7 AM Mon Jan 6: Lat 26d 41′ 72″ N ; Lon 125d 54′ 41″ W.
We sailed from Ensenada into the sunset on Jan 4, and we’re now crossing the blue water of the North Pacific Gyre about 20% of the way to Hawaii.
What a transformation in shipboard life since the students embarked! Big crowds everywhere, lots of laughter and genera rowdiness. And HUGE lines for meals! That first night with the students, Jennifer and I waited about 30 minutes for dinner, then couldn’t find a place to sit..
We’re learning when the waits are shorter — typically students queue up to eat right away when dining halls open. If we wait until the very end of meal service, lines are much shorter and there are plenty of chairs.
Students had their orientation (including a much more chaotic lifeboat drill. Last night they formed and joined dozens of social clubs on everything from French to fitness to Pokemon.
Since dinnertime last night the seas have gotten much rougher. Waves are around 10 feet. We applied the Scopolamine patches, so not sea sick, but it definitely takes some getting used to! It’s fun to watch groups of people standing in line swaying in unison. Walking down corridors is hilarious as everyone weaves back and forth bouncing off the walls like crowds of drunks.
My brain is a bit mushy. Not sure whether it’s the Scopolamine, or a reaction to the physical rolling of the ship, or I’m getting sick, or just getting old! Maybe a combination of all these.

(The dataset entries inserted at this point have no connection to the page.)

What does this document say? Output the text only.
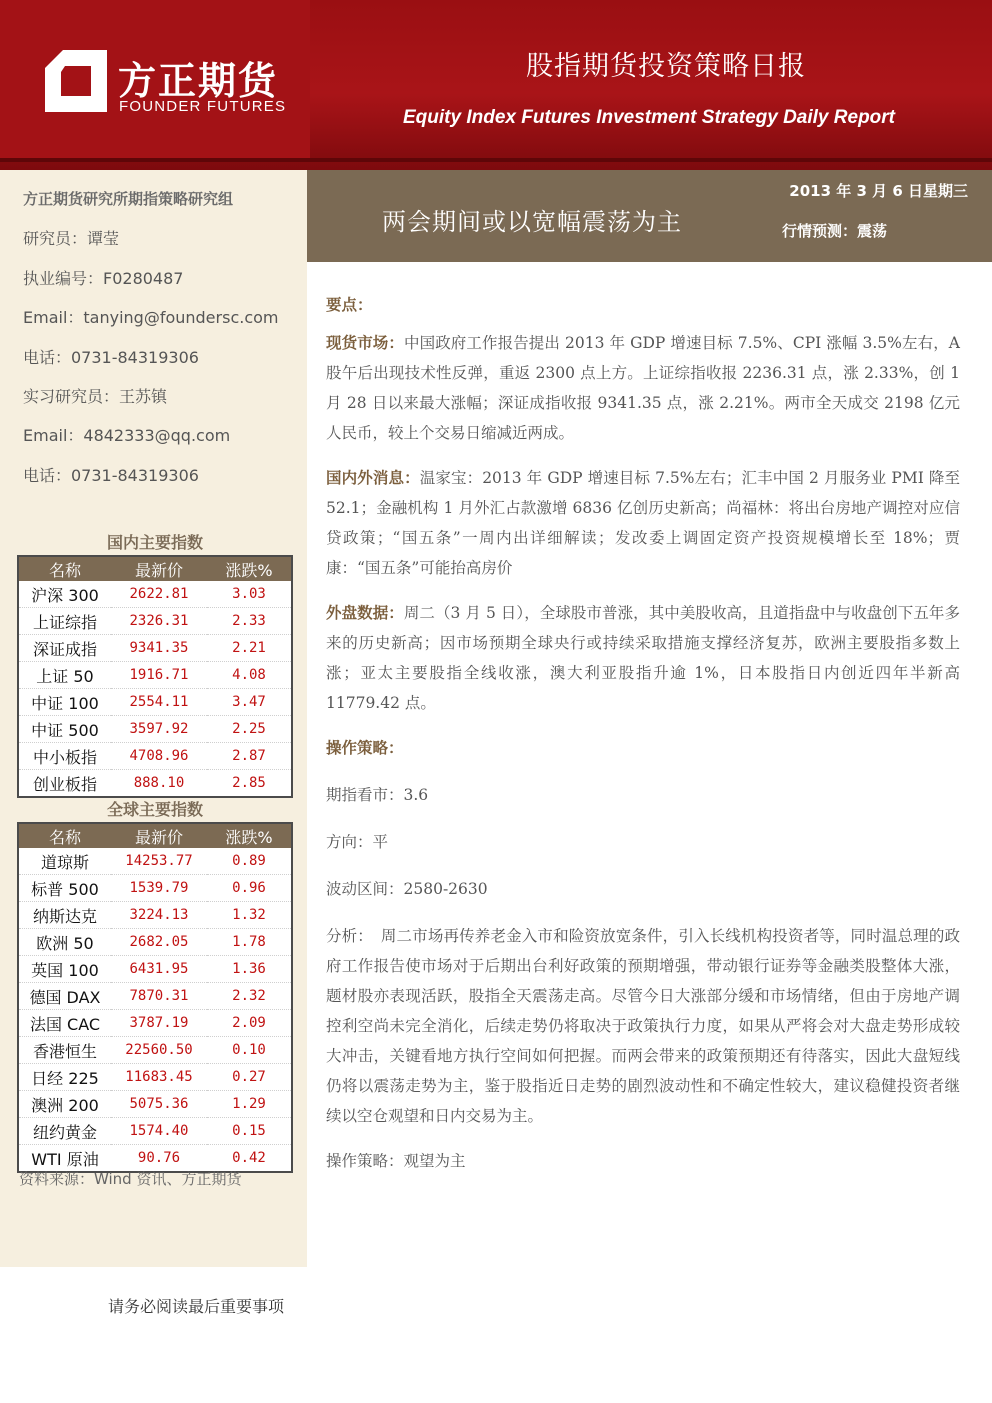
方正期货
FOUNDER FUTURES
股指期货投资策略日报
Equity Index Futures Investment Strategy Daily Report
方正期货研究所期指策略研究组
研究员：谭莹
执业编号：F0280487
Email：tanying@foundersc.com
电话：0731-84319306
实习研究员：王苏镇
Email：4842333@qq.com
电话：0731-84319306
国内主要指数
名称	最新价	涨跌%
沪深 300	2622.81	3.03
上证综指	2326.31	2.33
深证成指	9341.35	2.21
上证 50	1916.71	4.08
中证 100	2554.11	3.47
中证 500	3597.92	2.25
中小板指	4708.96	2.87
创业板指	888.10	2.85
全球主要指数
名称	最新价	涨跌%
道琼斯	14253.77	0.89
标普 500	1539.79	0.96
纳斯达克	3224.13	1.32
欧洲 50	2682.05	1.78
英国 100	6431.95	1.36
德国 DAX	7870.31	2.32
法国 CAC	3787.19	2.09
香港恒生	22560.50	0.10
日经 225	11683.45	0.27
澳洲 200	5075.36	1.29
纽约黄金	1574.40	0.15
WTI 原油	90.76	0.42
资料来源：Wind 资讯、方正期货
两会期间或以宽幅震荡为主
2013 年 3 月 6 日星期三
行情预测：震荡

要点：

现货市场：中国政府工作报告提出 2013 年 GDP 增速目标 7.5%、CPI 涨幅 3.5%左右，A 股午后出现技术性反弹，重返 2300 点上方。上证综指收报 2236.31 点，涨 2.33%，创 1 月 28 日以来最大涨幅；深证成指收报 9341.35 点，涨 2.21%。两市全天成交 2198 亿元人民币，较上个交易日缩减近两成。

国内外消息：温家宝：2013 年 GDP 增速目标 7.5%左右；汇丰中国 2 月服务业 PMI 降至 52.1；金融机构 1 月外汇占款激增 6836 亿创历史新高；尚福林：将出台房地产调控对应信贷政策；“国五条”一周内出详细解读；发改委上调固定资产投资规模增长至 18%；贾康：“国五条”可能抬高房价

外盘数据：周二（3 月 5 日），全球股市普涨，其中美股收高，且道指盘中与收盘创下五年多来的历史新高；因市场预期全球央行或持续采取措施支撑经济复苏，欧洲主要股指多数上涨；亚太主要股指全线收涨，澳大利亚股指升逾 1%，日本股指日内创近四年半新高 11779.42 点。

操作策略：

期指看市：3.6

方向：平

波动区间：2580-2630

分析：　周二市场再传养老金入市和险资放宽条件，引入长线机构投资者等，同时温总理的政府工作报告使市场对于后期出台利好政策的预期增强，带动银行证券等金融类股整体大涨，题材股亦表现活跃，股指全天震荡走高。尽管今日大涨部分缓和市场情绪，但由于房地产调控利空尚未完全消化，后续走势仍将取决于政策执行力度，如果从严将会对大盘走势形成较大冲击，关键看地方执行空间如何把握。而两会带来的政策预期还有待落实，因此大盘短线仍将以震荡走势为主，鉴于股指近日走势的剧烈波动性和不确定性较大，建议稳健投资者继续以空仓观望和日内交易为主。

操作策略：观望为主

请务必阅读最后重要事项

We’ve been sailing under a low-lying blanket of patchy stratocumulus clouds since we left Ensenada. Maybe breaking up a little this morning. I’m hoping we get some clear skies before Hawaii to introduce students to the constellations of northern winter. Looking forward to stargazing across latitudes over the coming weeks as Orion rises to the zenith and then slowly stands on his head! By the time we get to autumn in South Africa we’ll be in Celestia Incognito with the Magellanic clouds, Alpha Centauri, Omega Centauri, the Coal Sack, etc.
Today is the first day of classes!
I’ll teach two sections of Global Studies: 8:30 – 9:30 and then 10-11. We’re learning about the power of stories and imagination to frame what we do and believe. Tomorrow I teach my oceanography course at 2:10 pm.
It’s going to be weird standing on a stage to lead two groups of 300 each in Global Studies while staggering around as the ship rolls.
Anyway, lucky to have slow internet right now, so I wanted to post an update before we lose the signal.